Lorsch/ A67: Schwerer Unfall am Stauende – 67-jähriger Sprinterfahrer verstirbt an Unfallstelle

Bei einem schweren Verkehrsunfall auf der Bundesautobahn 67 bei Lorsch ist am Freitagnachmittag (20.09.) ein 67-jähriger Fahrer eines Sprinters zu Tode gekommen. Gegen 14.30 Uhr wurde die Polizei sowie die Feuerwehr aus Lorsch verständigt, nachdem ein LKW-Fahrer unter einer Brücke der Anschlussstelle Lorsch in Richtung Gernsheim auf ein Stauende aufgefahren war. Nach ersten Erkenntnissen schob er dabei den Sprinter, der noch einen Wohnanhänger zog, auf einen davor befindlichen LKW, der wiederum einen davor befindlichen LKW touchierte.
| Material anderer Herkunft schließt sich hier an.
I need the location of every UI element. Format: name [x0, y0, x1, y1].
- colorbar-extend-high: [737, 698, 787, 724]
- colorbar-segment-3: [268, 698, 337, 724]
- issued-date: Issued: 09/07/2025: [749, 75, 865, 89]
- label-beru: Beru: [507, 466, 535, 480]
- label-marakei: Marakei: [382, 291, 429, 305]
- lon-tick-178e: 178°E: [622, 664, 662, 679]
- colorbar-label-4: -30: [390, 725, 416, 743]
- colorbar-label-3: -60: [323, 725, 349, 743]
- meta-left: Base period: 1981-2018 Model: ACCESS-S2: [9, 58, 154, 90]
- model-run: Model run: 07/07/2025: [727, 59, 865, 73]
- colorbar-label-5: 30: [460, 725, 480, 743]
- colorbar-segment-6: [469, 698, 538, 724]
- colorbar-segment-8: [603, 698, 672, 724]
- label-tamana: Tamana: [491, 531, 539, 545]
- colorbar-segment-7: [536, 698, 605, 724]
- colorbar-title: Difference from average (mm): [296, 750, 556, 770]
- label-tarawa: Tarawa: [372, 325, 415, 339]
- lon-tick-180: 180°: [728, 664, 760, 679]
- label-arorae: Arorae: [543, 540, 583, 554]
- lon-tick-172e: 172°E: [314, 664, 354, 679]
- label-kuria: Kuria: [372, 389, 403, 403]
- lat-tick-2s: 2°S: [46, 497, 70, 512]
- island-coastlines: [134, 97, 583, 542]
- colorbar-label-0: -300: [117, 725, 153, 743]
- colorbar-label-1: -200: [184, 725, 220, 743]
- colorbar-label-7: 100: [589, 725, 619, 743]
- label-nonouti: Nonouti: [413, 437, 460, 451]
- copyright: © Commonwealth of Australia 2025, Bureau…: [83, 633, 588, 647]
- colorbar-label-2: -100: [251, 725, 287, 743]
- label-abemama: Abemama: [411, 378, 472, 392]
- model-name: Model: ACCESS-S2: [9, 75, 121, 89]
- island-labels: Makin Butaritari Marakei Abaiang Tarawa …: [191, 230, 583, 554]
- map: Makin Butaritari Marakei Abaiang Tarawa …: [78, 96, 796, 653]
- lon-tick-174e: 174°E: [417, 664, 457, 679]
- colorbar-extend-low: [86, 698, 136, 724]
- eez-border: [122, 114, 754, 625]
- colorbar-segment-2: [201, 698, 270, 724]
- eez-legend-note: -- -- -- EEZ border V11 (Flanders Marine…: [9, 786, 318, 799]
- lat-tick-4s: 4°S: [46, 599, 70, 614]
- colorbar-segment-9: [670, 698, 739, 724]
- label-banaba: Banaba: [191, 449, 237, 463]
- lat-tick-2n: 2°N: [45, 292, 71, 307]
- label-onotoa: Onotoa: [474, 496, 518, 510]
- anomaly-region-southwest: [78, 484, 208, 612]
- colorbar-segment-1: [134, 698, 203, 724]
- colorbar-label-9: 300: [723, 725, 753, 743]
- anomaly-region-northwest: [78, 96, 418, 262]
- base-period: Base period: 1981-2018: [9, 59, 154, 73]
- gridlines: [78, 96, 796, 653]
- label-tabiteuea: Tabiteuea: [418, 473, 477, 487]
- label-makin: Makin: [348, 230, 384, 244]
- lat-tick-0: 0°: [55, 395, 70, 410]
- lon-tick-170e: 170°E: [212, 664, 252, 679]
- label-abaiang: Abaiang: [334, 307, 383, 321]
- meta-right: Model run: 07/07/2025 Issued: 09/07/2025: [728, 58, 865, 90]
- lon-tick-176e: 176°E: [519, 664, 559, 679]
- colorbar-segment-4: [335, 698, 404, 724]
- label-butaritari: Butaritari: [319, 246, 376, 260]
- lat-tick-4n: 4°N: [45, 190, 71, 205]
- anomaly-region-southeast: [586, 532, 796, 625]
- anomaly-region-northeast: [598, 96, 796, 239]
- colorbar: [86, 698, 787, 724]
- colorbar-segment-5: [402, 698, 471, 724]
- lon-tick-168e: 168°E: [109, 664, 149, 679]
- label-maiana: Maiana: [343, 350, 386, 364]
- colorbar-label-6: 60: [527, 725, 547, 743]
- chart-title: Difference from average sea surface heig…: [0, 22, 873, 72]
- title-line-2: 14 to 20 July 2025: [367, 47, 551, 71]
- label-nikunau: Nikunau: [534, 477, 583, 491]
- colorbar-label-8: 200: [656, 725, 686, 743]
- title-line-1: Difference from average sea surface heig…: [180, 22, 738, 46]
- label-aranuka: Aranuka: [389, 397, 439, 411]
Durch den Aufprall wurde der Sprinterfahrer in seinem Fahrzeug eingeklemmt. Die Bergung des Mannes durch die Feuerwehr und Rettungskräfte gestaltete sich sehr schwierig und nahm größere Zeit in Anspruch. Auch ein Rettungshubschrauber war im Einsatz. Trotz sofort eingeleiteter erste Hilfe Maßnahmen verstarb der 67-Jährige noch an der Unfallstelle. Wie hoch der entstandene Sachschaden ist, steht derzeit noch nicht fest. Die Fahrbahn bleibt nach aktuellen Erkenntnissen vermutlich bis in die Abendstunden in nördliche Fahrtrichtung vollgesperrt. Auf Antrag der Staatsanwaltschaft Darmstadt wurde ein Sachverständiger für die genaue Rekonstruktion des Unfallhergangs hinzugezogen.